Writing in March’s issue of Prospect magazine, Shriver said that authors in today’s “call out” culture are “contend[ing] with a torrent of dos and don’ts that bind our imaginations and make the process of writing and publishing fearful”. She provoked outrage in 2016 when she said in a keynote speech at the Brisbane writers festival that she hoped “the concept of ‘cultural appropriation’ is a passing fad”. Almost two years later, she has now written that “preventing writers from conjuring lives different from their own would spell the end of fiction”, because “if we have the right to draw on only our own experience, all that’s left is memoir”.
According to Shriver, the “taboo” around cultural appropriation has become a “far bigger issue in literature” than it was when she first took on the issue. She pointed to the “sensitivity readers”, who are hired by publishers to look for what she called “perceived slights to any group with the protected status once reserved for distinguished architecture”, and to the “own voices” writers at Kirkus Reviews who review titles that have characters from their own particular background.
“These days, straight, white fiction writers whose characters’ ethnicity, race, disability, sexual identity, religion or class differs from their own can expect their work to be subjected to forensic examination – and not only on social media,” she said.
The Orange prize winner went on to highlight the propensity for umbrage to be taken in the modern age, citing cases including the decision by Black Lawrence Press in 2014 to drop Elizabeth Ellen from an anthology after she published a controversial essay elsewhere; the recent withdrawal in Minnesota of Huckleberry Finn and To Kill a Mockingbird from classrooms, over fears the classics could “marginalise” and “humiliate” students; and her own experience of including a black character in a short story in late 2016, against the advice of her agent, who told her to replace the character with a white one. The story was declined by a magazine that Shriver said had published her in the past.
Shriver highlighted her own feelings – as someone with a self-cited “obstreperous streak a mile wide” – as now “more hesitant to fold a range of ethnicities, races, gender variants and classes into my work”, and her fears that unless she “push[es] back” against this, her “fictional worlds will fail to reflect the world I live in”.
“I’ve plenty of recent experience of using non-white characters in my novels, only to have them singled out and scrutinised for thought crime,” she wrote. “If even writers like me are starting to wonder if including other ethnicities and races in our fiction is worth the potential blowback, then fiction is in serious trouble.”

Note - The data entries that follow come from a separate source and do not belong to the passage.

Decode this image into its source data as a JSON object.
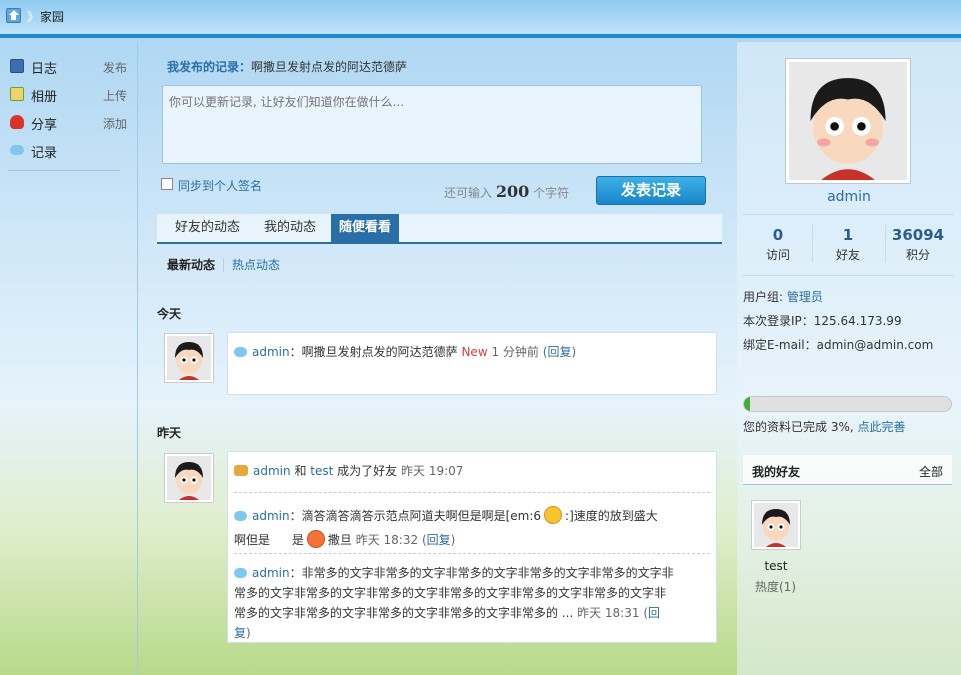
{
  "topbar": {
    "title": "家园",
    "separator": "》"
  },
  "sidebar": {
    "items": [
      {
        "label": "日志",
        "action": "发布",
        "icon": "blog-icon",
        "color": "#3d6fb0"
      },
      {
        "label": "相册",
        "action": "上传",
        "icon": "album-icon",
        "color": "#5aa64a"
      },
      {
        "label": "分享",
        "action": "添加",
        "icon": "share-icon",
        "color": "#d9342b"
      },
      {
        "label": "记录",
        "action": "",
        "icon": "record-icon",
        "color": "#7dc8ec"
      }
    ]
  },
  "composer": {
    "my_record_label": "我发布的记录：",
    "my_record_text": "啊撒旦发射点发的阿达范德萨",
    "placeholder": "你可以更新记录, 让好友们知道你在做什么...",
    "sync_label": "同步到个人签名",
    "remain_prefix": "还可输入",
    "remain_count": "200",
    "remain_suffix": "个字符",
    "post_button": "发表记录"
  },
  "tabs": [
    "好友的动态",
    "我的动态",
    "随便看看"
  ],
  "active_tab": "随便看看",
  "subtabs": {
    "active": "最新动态",
    "other": "热点动态"
  },
  "feed": {
    "today_label": "今天",
    "yesterday_label": "昨天",
    "today": {
      "user": "admin",
      "text": "：啊撒旦发射点发的阿达范德萨",
      "new_tag": "New",
      "time": "1 分钟前",
      "reply": "回复"
    },
    "yesterday": [
      {
        "user": "admin",
        "mid": "和",
        "user2": "test",
        "text": "成为了好友",
        "time": "昨天 19:07"
      },
      {
        "user": "admin",
        "text": "：滴答滴答滴答示范点阿道夫啊但是啊是[em:6",
        "text2": ":]速度的放到盛大啊但是",
        "text3": "撒旦",
        "time": "昨天 18:32",
        "reply": "回复"
      },
      {
        "user": "admin",
        "text": "：非常多的文字非常多的文字非常多的文字非常多的文字非常多的文字非常多的文字非常多的文字非常多的文字非常多的文字非常多的文字非常多的文字非常多的文字非常多的文字非常多的文字非常多的文字非常多的 ...",
        "time": "昨天 18:31",
        "reply": "回复"
      }
    ]
  },
  "profile": {
    "name": "admin",
    "stats": [
      {
        "num": "0",
        "label": "访问"
      },
      {
        "num": "1",
        "label": "好友"
      },
      {
        "num": "36094",
        "label": "积分"
      }
    ],
    "group_label": "用户组:",
    "group_value": "管理员",
    "ip_label": "本次登录IP：",
    "ip_value": "125.64.173.99",
    "email_label": "绑定E-mail：",
    "email_value": "admin@admin.com",
    "progress_percent": 3,
    "progress_text": "您的资料已完成 3%,",
    "progress_link": "点此完善"
  },
  "friends": {
    "title": "我的好友",
    "all": "全部",
    "list": [
      {
        "name": "test",
        "heat": "热度(1)"
      }
    ]
  },
  "colors": {
    "accent": "#2a6ea8",
    "post_button": "#1e8fd0",
    "progress": "#3fae3a",
    "new_tag": "#e03b3b"
  }
}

She said that it was “impossible to gauge the degree of politically correct censorship going on behind the scenes at publishing companies and literary agencies”, with authors whose work is rejected “left with uneasy suspicions about why their manuscripts might be attracting no takers, but with no hard evidence”. Conversely, she said that it was “equally impossible to gauge … the extent of writers’ collective self-censorship”.
“The tetchiness and public shaming of ‘call out’ culture has to be influencing which subjects writers feel free to address and which they shy away from, as well as making many writers reluctant to include a diverse cast,” she wrote. “Rather than tiptoe through this minefield, plenty of writers must be playing it safe with characters, topics and plots that won’t get them into trouble.”

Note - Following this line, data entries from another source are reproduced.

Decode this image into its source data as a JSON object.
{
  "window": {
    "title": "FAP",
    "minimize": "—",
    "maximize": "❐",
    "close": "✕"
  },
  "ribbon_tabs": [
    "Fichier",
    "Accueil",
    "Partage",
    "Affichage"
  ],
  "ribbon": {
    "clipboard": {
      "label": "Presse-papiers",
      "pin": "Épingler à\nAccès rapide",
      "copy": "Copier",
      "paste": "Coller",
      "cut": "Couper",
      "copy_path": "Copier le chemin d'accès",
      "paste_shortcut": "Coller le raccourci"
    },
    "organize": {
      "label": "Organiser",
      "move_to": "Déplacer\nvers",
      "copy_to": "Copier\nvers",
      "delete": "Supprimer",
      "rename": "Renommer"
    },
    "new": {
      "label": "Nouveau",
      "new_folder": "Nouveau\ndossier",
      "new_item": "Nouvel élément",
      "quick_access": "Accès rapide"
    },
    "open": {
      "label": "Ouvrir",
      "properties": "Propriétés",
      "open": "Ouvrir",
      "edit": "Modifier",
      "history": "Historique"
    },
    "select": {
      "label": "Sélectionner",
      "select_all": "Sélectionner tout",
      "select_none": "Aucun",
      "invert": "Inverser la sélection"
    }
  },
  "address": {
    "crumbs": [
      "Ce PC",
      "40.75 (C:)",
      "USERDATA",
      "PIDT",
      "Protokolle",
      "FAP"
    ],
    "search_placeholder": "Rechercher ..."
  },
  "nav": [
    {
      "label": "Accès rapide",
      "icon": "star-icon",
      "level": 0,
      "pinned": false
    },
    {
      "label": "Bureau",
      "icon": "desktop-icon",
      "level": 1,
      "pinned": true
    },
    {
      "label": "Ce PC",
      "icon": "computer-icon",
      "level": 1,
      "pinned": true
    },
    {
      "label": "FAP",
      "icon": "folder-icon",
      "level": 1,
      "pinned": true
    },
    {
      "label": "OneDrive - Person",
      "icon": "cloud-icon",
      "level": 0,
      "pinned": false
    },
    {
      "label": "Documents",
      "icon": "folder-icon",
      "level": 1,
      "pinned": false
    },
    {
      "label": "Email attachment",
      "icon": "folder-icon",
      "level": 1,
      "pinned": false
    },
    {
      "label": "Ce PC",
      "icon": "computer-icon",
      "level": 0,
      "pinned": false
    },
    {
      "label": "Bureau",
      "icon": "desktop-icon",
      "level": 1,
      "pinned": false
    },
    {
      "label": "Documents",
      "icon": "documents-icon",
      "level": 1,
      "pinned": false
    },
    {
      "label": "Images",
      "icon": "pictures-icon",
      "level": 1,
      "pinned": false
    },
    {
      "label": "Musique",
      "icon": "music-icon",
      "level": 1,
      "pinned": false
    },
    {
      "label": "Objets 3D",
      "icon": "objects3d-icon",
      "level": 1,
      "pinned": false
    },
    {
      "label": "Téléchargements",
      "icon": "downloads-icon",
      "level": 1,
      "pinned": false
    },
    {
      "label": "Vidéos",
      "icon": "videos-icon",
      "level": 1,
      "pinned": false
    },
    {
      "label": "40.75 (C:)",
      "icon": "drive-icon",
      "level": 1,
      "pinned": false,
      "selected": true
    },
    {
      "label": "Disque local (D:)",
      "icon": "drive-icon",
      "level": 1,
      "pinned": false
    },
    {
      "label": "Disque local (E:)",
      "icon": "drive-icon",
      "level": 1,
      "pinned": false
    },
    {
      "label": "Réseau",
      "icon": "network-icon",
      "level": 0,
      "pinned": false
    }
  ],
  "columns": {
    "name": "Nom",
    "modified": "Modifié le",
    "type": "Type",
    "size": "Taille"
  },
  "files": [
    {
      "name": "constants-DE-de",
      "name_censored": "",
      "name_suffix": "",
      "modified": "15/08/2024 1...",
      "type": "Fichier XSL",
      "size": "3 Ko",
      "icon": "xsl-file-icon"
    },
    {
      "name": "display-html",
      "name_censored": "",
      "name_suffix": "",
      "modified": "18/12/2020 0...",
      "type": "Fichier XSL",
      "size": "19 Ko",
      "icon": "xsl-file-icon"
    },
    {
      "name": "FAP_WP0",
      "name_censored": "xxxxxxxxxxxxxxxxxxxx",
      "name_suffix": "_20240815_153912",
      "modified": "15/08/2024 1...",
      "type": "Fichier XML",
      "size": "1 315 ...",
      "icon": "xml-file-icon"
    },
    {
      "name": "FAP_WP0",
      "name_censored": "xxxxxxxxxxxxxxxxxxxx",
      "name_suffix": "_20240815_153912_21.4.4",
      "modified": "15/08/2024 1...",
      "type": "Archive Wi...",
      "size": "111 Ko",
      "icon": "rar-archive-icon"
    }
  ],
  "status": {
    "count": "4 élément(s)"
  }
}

She pointed to a piece in the Guardian following her comments in Australia, that saw contributions from, among others, Kamila Shamsie and Hari Kunzru, and was, according to Shriver, packed with “equivocation”, with Philip Hensher the only writer “willing to defend their liberty without a snowstorm of qualification”.

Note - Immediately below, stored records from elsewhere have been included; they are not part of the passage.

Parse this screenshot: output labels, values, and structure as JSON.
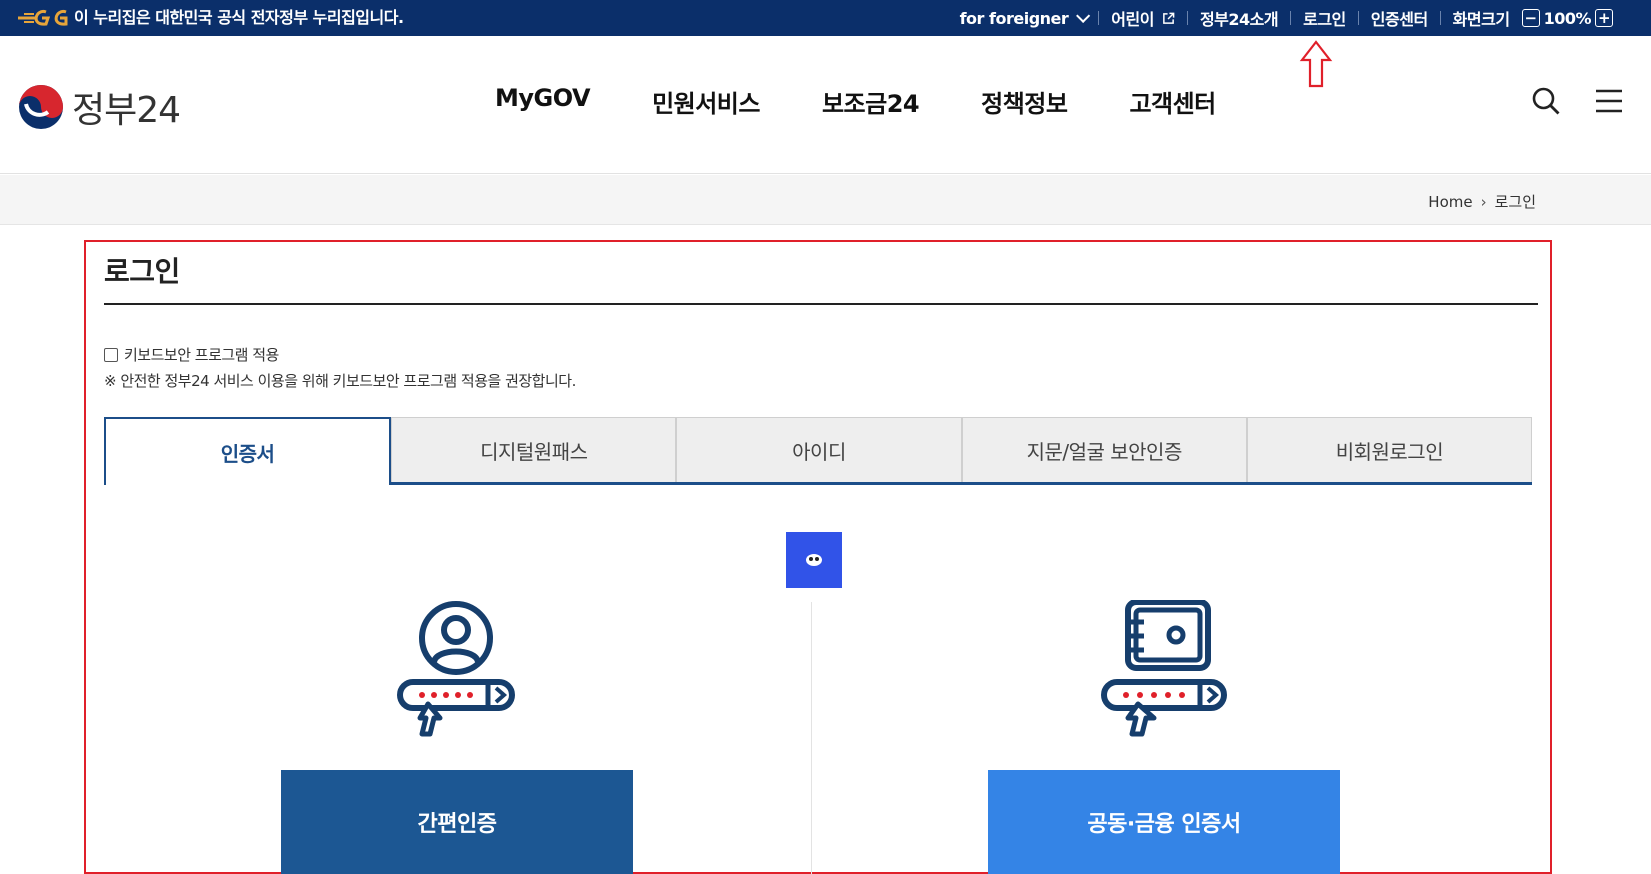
{
  "topbar": {
    "official_notice": "이 누리집은 대한민국 공식 전자정부 누리집입니다.",
    "foreigner": "for foreigner",
    "kids": "어린이",
    "about": "정부24소개",
    "login": "로그인",
    "cert_center": "인증센터",
    "screen_size": "화면크기",
    "zoom": "100%",
    "zoom_minus": "−",
    "zoom_plus": "+"
  },
  "header": {
    "brand": "정부24",
    "nav": [
      "MyGOV",
      "민원서비스",
      "보조금24",
      "정책정보",
      "고객센터"
    ]
  },
  "breadcrumb": {
    "home": "Home",
    "current": "로그인"
  },
  "page": {
    "title": "로그인",
    "keyboard_security_label": "키보드보안 프로그램 적용",
    "keyboard_security_checked": false,
    "keyboard_note": "※ 안전한 정부24 서비스 이용을 위해 키보드보안 프로그램 적용을 권장합니다.",
    "tabs": [
      "인증서",
      "디지털원패스",
      "아이디",
      "지문/얼굴 보안인증",
      "비회원로그인"
    ],
    "active_tab": 0,
    "buttons": {
      "simple_auth": "간편인증",
      "joint_cert": "공동·금융 인증서"
    }
  },
  "colors": {
    "topbar": "#0b2f6a",
    "primary": "#1c4e89",
    "simple_btn": "#1c5793",
    "cert_btn": "#3484e6",
    "highlight": "#e0202a"
  }
}
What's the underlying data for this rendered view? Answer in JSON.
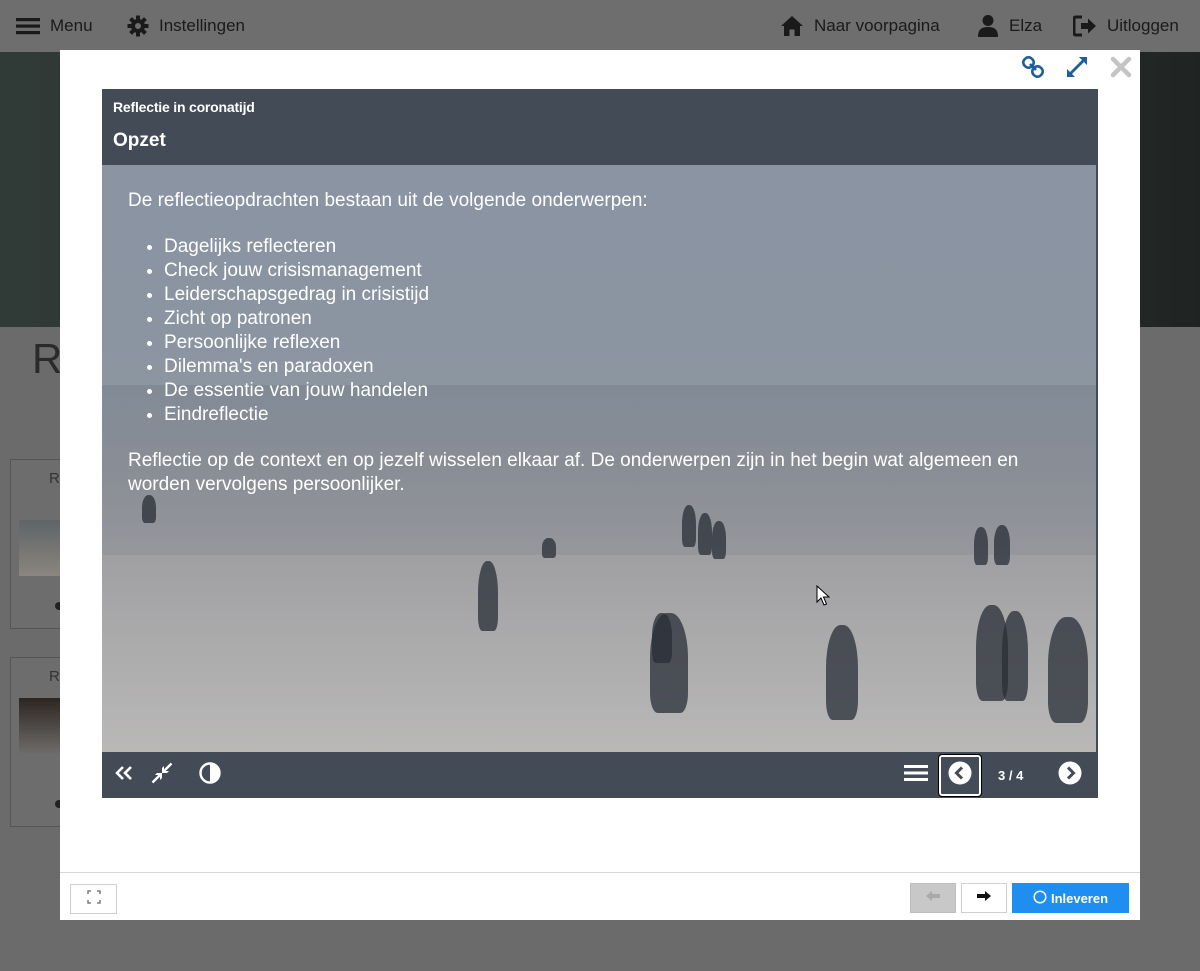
{
  "topbar": {
    "menu_label": "Menu",
    "settings_label": "Instellingen",
    "home_label": "Naar voorpagina",
    "user_label": "Elza",
    "logout_label": "Uitloggen"
  },
  "background": {
    "heading_initial": "R",
    "card_initials": [
      "R",
      "R"
    ]
  },
  "modal": {
    "icons": [
      "link-icon",
      "expand-icon",
      "close-icon"
    ]
  },
  "presentation": {
    "course_title": "Reflectie in coronatijd",
    "slide_title": "Opzet",
    "intro": "De reflectieopdrachten bestaan uit de volgende onderwerpen:",
    "topics": [
      "Dagelijks reflecteren",
      "Check jouw crisismanagement",
      "Leiderschapsgedrag in crisistijd",
      "Zicht op patronen",
      "Persoonlijke reflexen",
      "Dilemma's en paradoxen",
      "De essentie van jouw handelen",
      "Eindreflectie"
    ],
    "outro": "Reflectie op de context en op jezelf wisselen elkaar af. De onderwerpen zijn in het begin wat algemeen en worden vervolgens persoonlijker.",
    "page_indicator": "3 / 4",
    "current_page": 3,
    "total_pages": 4
  },
  "footer": {
    "submit_label": "Inleveren"
  },
  "colors": {
    "accent": "#1e8ff0",
    "header_bg": "#434b57",
    "icon_blue": "#1d5f9a"
  }
}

Shriver warned that “if all modern literature comes to toe the same goody-goody line, fiction is bound to grow timid, homogeneous, and dreary”, and called on her fellow authors, and on the book industry, to make a stand.
“The whole apparatus of delivering literature to its audience is signalling an intention to subject fiction to rigid ideological purity tests, unrelated to artistry, excellence and even entertainment, that miss the point of what our books are for,” she wrote. “Let’s see a little more courage, people – in the work and in the world.”